Xoi (steamed sticky rice)
Sticky rice with coconut milk cooked the same way normal steamed rice or steamed for a firmer texture and more flavorful taste. It comes in a great number of varieties.

Banh xeo (Vietnamese pancake)
A type of crepe made out of rice flour with turmeric, shrimps with shells on, slivers of fatty pork, sliced onions, and sometimes button mushrooms, fried in one or two teaspoons of oil, usually coconut oil, which is the most popular oil used in Vietnam. It is eaten with lettuce and various local herbs and dipped in light fish sauce or sweet fermented peanut butter sauce. Rice papers are sometimes used as wrappers to contain banh xeo and the accompanying vegetables.

banh xeo

Cha gio (Fried spring roll)
A kind of spring roll – deep-fried flour rolls filled with pork, yam, crab, shrimp, rice vermicelli, mushrooms and other ingredients. The spring roll goes by many names - as many people use (falsely) the word "spring roll" while referring to the fresh transparent rice paper rolls, where the rice paper is dipped into water to soften and then rolled up with various ingredients. Traditionally these rolls are made with a rice paper wrapper but in recent years Vietnamese chefs outside of Vietnam have changed the recipe to use a wheat-flour-based wrapper.

Goi cuon (Salad rolls)
Also known as Vietnamese fresh rolls. They are rice paper rolls that often include shrimp, herbs, pork, rice vermicelli and other ingredients wrapped up and dipped in nuoc cham or peanut sauce. Spring rolls almost constitute an entire category of Vietnamese foods, as there are numerous different kinds of spring rolls with different ingredients in them.
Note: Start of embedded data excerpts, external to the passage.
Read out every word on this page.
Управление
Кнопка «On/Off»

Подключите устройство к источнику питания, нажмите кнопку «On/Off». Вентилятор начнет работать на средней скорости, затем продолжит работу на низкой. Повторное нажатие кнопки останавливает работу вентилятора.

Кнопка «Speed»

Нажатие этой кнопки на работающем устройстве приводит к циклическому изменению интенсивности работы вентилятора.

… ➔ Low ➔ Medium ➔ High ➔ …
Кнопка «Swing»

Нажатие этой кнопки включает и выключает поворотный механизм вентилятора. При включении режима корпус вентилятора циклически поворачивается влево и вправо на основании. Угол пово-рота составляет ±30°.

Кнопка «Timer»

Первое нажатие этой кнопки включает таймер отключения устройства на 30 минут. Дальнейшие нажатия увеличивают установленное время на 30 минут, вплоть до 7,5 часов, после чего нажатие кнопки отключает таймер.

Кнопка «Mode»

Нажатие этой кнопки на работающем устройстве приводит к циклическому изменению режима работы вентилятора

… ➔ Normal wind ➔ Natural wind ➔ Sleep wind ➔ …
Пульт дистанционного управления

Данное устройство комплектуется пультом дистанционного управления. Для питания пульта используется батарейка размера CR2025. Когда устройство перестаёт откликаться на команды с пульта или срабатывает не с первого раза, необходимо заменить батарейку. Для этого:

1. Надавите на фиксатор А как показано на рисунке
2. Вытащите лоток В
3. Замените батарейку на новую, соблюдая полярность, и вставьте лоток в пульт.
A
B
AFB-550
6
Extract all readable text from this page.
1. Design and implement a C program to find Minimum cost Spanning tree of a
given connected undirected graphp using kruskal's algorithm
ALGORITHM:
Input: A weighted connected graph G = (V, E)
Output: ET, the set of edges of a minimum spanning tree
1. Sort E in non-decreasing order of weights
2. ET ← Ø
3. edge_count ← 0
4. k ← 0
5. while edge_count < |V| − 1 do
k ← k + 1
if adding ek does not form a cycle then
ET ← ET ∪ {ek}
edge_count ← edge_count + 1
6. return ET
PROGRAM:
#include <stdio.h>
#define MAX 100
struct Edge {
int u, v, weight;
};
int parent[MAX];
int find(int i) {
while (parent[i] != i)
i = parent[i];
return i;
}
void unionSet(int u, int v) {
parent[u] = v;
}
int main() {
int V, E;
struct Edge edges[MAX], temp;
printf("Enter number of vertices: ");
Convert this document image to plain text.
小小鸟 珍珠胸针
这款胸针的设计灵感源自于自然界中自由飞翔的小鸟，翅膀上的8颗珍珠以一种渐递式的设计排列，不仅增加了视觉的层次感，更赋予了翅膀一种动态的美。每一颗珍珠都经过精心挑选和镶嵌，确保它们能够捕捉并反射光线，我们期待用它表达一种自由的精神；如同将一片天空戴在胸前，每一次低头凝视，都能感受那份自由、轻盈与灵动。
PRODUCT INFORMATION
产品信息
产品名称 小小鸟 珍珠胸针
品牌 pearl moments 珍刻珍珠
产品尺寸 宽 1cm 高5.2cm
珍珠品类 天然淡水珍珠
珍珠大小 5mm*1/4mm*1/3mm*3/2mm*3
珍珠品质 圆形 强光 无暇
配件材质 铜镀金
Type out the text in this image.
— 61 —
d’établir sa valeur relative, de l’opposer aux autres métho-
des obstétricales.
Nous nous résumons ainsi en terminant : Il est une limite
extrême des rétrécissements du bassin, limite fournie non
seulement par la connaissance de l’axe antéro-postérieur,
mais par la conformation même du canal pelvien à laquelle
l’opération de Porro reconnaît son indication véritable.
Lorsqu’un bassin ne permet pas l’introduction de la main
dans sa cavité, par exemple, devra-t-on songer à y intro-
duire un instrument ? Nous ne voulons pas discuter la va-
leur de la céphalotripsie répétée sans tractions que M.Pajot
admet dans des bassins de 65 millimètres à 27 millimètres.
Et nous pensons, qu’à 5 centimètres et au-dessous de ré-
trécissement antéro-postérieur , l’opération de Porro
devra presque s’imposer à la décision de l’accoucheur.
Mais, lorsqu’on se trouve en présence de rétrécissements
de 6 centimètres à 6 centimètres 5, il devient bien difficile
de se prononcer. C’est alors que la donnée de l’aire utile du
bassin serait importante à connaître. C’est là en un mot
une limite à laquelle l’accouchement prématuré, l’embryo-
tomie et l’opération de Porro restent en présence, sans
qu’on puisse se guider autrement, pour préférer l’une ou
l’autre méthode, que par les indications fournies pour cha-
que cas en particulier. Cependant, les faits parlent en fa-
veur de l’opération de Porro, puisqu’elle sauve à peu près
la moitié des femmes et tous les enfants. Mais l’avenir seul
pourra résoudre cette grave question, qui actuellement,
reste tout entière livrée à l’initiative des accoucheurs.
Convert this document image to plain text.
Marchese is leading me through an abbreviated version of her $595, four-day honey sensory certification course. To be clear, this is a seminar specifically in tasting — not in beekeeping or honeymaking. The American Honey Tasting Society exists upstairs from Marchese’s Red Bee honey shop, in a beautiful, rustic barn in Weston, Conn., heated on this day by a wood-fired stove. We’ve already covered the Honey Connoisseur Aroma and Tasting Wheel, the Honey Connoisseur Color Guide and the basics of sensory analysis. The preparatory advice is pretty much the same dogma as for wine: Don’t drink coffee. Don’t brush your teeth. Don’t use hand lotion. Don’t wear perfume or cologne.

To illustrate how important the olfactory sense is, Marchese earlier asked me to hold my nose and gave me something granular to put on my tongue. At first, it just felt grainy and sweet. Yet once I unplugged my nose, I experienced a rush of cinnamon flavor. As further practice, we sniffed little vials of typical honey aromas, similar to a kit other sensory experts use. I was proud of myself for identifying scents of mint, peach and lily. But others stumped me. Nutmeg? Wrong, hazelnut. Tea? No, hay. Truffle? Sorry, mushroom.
Banh my kep (Vietnamese sandwich)
Vietnamese baguette or French bread containing pâté, Vietnamese mayonnaise, different selections of Vietnamese cold cuts (of which there is a large variety, most commonly ham, head cheese, and Vietnamese bologna), pickled daikon, pickled carrot, and cucumber slices. The sandwich is often garnished with coriander leaves and black pepper. This food is common everywhere in Vietnam as a favourite of factory workers and students, for any meal of the day, commonly breakfast and lunch.

banh my kep

Goi du du  (green papaya salad)
Vietnamese papaya Salad typically with shredded papaya, herbs, various meats such as shrimp, slices of pork, liver, or meat jerky, herbs, and a more vinegar-based rendition of nuoc cham.

Exotic dishes
The use of ingredients that are typically uncommon or taboo in most countries is one of the quintessential attributes that make Vietnamese cuisine unique.
The cobra beating heart and dried bones, silkworms and bull penis are some examples of the dishes he sampled.
In some countries, unusual ingredients, most of the time, can be found only in exotic restaurants. What makes the use of these ingredients in Vietnam stand out is that ingredients that are deemed atypical in most countries can play a customary role in daily family dishes, from the poor's to the riches'.
Fertilized duck egg with a nearly developed embryo inside which is boiled and eaten in the shell can be found in any wet market. It is typically served with fresh herbs: rau răm or Vietnamese coriander, salt, and pepper. Paddy crab and paddy snail are the main ingredients in "bun rieu oc" - a popular noodle dish - and in some everyday soup dishes and braised food. Family meals with silkworms, banana flowers, fermented fish and shrimp are not rare sights. Seasonal favourites include ragworm, which is made into many dishes such as fried omelette, fermented sauce,…
Vietnamese cuisine is also notable for its wide range of meat choices. Exotic meat, such as dog meat, snake, soft-shell turtle, deer and domestic goat are widely sold in street-side restaurants and enjoyed with alcoholic beverages. A taboo in many Western countries, the consumption of dog meat is a common sight throughout the country. Paddy mouse meat - barbecued, braised, stir- or deep-fried - is a rarer dish that can be found in many Vietnamese rural areas or even high-end city restaurants.
Many of the traditional Northern Lunar New Year’s dishes involve the use of pig heads, tongues, throats and feet. Pig and cow tails as well as chicken heads, necks and feet are Vietnamese favourite beer dishes. Steamed pig brains can be found anywhere along a Vietnamese street.